1004. Was marriage a sacred permanent union as originally instituted by God?

Yes. It was not a Sacrament in the Christian sense of the word, but it was undoubtedly a sacred contract, appointed, sanctioned and blessed by God. And it was intended by God to be the permanent union of one man and one woman for the duration of their lives in this world. The marital union of human beings was on quite a different and almost infinitely higher level than the promiscuity of sex-relationships amongst lower and irrational animals. God's primitive law made no allowance whatever for divorce. The Book of Genesis records Adam's words in reference to Eve "This now is bone of my bones and flesh of my flesh . . . wherefore man shall leave father and mother and shall cleave to his wife; and they shall be two in one flesh." Gen., II, 23-24. A man was therefore to regard his wife as identified with himself; and divorce, dividing his wife from him, was to be as unthinkable as hacking himself to pieces with a sword. Christ Himself showed that God's primitive law intended marriage to be unbreakable. When the Pharisees interrogated Him as to whether divorce was lawful, He replied by quoting the words of Adam which I have just given, adding: "Therefore they are not two, but one flesh. What God therefore hath joined together, let no man put asunder." Matt., XIX, 6. And when the Pharisees urged that Moses had permitted divorce, Christ declared that that was not a law, but merely a dispensation from the law owing to the bad dispositions of men. And He declared also that He was abolishing that dispensation, saying: "From the beginning it was not so." Matt., XIX, 8. It is evident, then, that marriage was a sacred permanent union as originally instituted by God.

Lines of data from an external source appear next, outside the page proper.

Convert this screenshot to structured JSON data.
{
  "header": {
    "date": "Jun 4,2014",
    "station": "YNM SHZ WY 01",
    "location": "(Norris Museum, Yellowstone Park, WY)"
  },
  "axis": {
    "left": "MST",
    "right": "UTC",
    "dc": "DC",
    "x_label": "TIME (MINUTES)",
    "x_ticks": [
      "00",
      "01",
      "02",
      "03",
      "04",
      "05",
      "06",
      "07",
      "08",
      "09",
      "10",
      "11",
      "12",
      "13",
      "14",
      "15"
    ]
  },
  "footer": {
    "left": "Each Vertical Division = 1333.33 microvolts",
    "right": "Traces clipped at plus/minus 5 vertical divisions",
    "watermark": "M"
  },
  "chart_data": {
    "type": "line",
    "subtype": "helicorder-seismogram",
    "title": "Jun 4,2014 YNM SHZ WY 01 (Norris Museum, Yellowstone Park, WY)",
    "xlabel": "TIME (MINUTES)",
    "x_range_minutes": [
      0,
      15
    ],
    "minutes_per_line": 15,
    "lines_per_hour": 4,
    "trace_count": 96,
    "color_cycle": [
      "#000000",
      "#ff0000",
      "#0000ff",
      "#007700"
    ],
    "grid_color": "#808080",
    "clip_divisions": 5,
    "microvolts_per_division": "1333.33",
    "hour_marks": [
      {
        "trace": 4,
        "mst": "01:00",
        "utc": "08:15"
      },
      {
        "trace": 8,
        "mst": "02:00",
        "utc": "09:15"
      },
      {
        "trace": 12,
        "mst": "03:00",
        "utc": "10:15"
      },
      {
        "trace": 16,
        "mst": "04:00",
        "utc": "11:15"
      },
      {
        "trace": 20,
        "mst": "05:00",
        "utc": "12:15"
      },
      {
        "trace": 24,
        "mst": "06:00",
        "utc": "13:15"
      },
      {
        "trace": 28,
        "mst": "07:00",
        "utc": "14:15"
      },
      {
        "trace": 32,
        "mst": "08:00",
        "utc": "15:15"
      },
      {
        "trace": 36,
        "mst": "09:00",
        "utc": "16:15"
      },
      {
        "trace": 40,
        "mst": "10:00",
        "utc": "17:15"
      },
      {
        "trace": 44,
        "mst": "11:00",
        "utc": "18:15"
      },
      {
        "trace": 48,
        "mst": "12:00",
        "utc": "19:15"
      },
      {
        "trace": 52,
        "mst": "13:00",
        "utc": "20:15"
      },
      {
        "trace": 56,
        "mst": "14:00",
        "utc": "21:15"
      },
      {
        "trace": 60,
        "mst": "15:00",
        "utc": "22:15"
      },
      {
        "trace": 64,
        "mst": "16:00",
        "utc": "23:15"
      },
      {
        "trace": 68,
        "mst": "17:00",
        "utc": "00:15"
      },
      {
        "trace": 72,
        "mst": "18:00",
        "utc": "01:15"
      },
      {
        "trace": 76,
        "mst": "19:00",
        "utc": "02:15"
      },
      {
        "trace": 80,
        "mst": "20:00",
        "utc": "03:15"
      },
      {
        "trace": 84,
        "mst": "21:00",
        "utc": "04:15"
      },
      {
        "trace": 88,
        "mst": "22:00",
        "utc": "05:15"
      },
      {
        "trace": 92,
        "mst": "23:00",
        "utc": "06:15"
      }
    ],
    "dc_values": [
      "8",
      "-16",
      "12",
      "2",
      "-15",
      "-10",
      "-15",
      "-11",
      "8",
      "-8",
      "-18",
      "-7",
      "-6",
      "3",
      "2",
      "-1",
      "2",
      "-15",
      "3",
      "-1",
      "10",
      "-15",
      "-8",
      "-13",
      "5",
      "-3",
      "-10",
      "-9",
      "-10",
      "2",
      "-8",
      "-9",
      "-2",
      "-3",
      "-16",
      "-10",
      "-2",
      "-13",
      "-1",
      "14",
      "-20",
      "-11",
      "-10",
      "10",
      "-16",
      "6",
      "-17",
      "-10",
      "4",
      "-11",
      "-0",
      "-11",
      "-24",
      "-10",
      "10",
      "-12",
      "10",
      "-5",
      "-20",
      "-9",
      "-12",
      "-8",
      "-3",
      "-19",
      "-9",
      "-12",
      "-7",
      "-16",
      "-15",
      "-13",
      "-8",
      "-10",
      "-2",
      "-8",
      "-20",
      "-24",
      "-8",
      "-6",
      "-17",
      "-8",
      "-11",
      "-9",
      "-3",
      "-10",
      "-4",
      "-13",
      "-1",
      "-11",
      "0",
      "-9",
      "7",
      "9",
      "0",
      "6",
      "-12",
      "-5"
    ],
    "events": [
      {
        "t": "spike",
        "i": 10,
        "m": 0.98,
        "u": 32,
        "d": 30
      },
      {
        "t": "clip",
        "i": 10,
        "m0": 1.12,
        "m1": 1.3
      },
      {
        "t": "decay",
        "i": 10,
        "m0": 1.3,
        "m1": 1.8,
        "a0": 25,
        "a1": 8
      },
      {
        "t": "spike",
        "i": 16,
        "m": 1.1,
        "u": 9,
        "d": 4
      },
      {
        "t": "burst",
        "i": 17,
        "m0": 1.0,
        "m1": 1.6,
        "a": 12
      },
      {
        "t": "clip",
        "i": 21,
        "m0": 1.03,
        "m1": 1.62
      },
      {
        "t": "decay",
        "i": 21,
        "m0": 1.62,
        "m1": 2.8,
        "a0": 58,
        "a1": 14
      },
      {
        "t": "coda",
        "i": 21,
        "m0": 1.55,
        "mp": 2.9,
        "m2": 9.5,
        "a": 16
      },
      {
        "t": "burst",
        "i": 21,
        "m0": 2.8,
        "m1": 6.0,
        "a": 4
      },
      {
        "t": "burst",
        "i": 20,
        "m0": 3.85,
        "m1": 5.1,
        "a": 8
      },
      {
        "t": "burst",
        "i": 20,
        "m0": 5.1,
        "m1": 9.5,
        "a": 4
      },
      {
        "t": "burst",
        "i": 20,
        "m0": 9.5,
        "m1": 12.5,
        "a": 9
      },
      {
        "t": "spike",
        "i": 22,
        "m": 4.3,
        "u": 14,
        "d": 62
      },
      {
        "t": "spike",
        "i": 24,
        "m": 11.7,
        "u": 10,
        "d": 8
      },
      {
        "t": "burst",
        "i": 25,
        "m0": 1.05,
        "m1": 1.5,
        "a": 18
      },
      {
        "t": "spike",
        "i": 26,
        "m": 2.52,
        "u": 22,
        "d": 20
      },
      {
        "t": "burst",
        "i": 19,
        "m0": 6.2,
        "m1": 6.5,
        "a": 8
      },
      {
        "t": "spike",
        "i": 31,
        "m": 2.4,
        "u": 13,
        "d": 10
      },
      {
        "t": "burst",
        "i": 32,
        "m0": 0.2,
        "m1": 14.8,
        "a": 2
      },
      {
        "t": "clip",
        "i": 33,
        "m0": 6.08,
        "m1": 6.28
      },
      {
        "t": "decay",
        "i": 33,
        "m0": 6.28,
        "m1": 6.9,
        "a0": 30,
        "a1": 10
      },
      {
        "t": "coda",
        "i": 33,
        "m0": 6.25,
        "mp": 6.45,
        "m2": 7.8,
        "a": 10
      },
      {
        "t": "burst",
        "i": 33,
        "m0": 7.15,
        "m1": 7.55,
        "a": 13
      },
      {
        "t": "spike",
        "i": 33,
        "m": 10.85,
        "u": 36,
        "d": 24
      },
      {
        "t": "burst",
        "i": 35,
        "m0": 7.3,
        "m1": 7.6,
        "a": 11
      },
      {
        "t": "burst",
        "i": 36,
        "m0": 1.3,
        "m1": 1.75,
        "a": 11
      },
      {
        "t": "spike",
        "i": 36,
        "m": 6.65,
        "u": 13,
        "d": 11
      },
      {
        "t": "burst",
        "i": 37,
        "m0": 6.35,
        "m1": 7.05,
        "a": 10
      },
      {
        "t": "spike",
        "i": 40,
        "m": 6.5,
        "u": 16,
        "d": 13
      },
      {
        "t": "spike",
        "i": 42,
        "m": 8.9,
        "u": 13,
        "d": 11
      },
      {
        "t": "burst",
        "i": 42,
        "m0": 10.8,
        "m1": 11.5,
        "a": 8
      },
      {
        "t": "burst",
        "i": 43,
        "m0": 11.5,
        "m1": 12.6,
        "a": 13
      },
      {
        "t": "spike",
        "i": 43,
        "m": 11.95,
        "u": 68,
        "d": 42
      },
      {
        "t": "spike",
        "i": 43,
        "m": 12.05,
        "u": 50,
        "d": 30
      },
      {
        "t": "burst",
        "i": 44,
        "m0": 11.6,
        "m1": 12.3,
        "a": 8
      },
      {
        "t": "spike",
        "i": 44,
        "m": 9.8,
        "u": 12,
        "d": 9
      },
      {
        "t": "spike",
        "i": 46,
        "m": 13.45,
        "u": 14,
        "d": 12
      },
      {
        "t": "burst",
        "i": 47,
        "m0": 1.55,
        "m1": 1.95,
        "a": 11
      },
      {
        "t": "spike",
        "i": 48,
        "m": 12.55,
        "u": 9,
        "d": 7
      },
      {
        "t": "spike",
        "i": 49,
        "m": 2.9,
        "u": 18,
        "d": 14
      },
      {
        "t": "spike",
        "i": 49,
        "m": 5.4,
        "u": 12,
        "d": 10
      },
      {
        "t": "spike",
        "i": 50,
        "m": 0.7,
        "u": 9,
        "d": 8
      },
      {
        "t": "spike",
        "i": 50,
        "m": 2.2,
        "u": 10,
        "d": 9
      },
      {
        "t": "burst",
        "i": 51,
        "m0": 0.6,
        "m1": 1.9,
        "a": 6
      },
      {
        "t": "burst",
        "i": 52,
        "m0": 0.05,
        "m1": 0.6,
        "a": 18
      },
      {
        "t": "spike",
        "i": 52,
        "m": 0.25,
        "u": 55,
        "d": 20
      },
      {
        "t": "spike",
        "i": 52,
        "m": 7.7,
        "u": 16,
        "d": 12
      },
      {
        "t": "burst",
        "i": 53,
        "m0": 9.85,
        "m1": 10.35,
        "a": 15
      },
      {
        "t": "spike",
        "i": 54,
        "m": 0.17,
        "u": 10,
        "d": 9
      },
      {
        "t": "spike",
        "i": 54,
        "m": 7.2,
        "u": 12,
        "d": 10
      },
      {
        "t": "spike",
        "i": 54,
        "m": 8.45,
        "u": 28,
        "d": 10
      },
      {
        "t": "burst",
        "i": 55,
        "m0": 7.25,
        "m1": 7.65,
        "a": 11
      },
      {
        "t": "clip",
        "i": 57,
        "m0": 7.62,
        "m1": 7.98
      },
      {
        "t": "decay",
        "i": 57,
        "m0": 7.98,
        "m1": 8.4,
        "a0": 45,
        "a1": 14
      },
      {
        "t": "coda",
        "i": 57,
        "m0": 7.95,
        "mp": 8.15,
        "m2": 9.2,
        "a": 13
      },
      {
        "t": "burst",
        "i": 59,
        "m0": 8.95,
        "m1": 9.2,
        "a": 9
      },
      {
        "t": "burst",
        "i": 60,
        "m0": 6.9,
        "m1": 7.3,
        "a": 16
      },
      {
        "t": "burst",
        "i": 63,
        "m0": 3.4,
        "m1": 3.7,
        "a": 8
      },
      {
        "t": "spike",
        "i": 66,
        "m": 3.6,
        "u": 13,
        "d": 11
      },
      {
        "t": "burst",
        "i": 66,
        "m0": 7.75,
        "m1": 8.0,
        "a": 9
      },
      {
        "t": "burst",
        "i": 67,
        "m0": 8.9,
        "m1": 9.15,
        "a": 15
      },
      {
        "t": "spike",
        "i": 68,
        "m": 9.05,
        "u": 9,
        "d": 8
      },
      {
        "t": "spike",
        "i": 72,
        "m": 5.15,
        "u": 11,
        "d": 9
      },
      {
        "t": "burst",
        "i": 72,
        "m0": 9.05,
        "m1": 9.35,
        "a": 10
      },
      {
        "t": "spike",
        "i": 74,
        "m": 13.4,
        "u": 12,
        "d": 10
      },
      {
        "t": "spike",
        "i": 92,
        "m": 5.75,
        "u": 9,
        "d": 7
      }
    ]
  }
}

1005. Is the Catholic ideal the same today?

It is even higher, for Christ gave marriage an additional religious value as one of the Christian Sacraments. Christian marriage is defined as a Sacrament, in the reception of which two Christians, who are hindered by no impediments, give themselves to each other permanently, for the sake of children, life-long companionship, and mutual edification in religious and spiritual duties. In his Epistle to the Ephesians, V, 23-33, St. Paul stresses the ideal by likening Christian marriage to the union existing between Christ and the Church. As there can never be a divorce between Christ and the Church with which He promised to remain all days till the end of time, so there can never be a divorce between Christian husband and wife. As Christ has ever protected His Church, so husbands should love and protect their wives. As the Church has ever been true to Christ, so wives should be true to their husbands. Finally, as the Church is fruitful by the grace of Christ, bringing us forth to spiritual and eternal life, so the Christian wife brings forth the children God sends to her as the result of her marriage.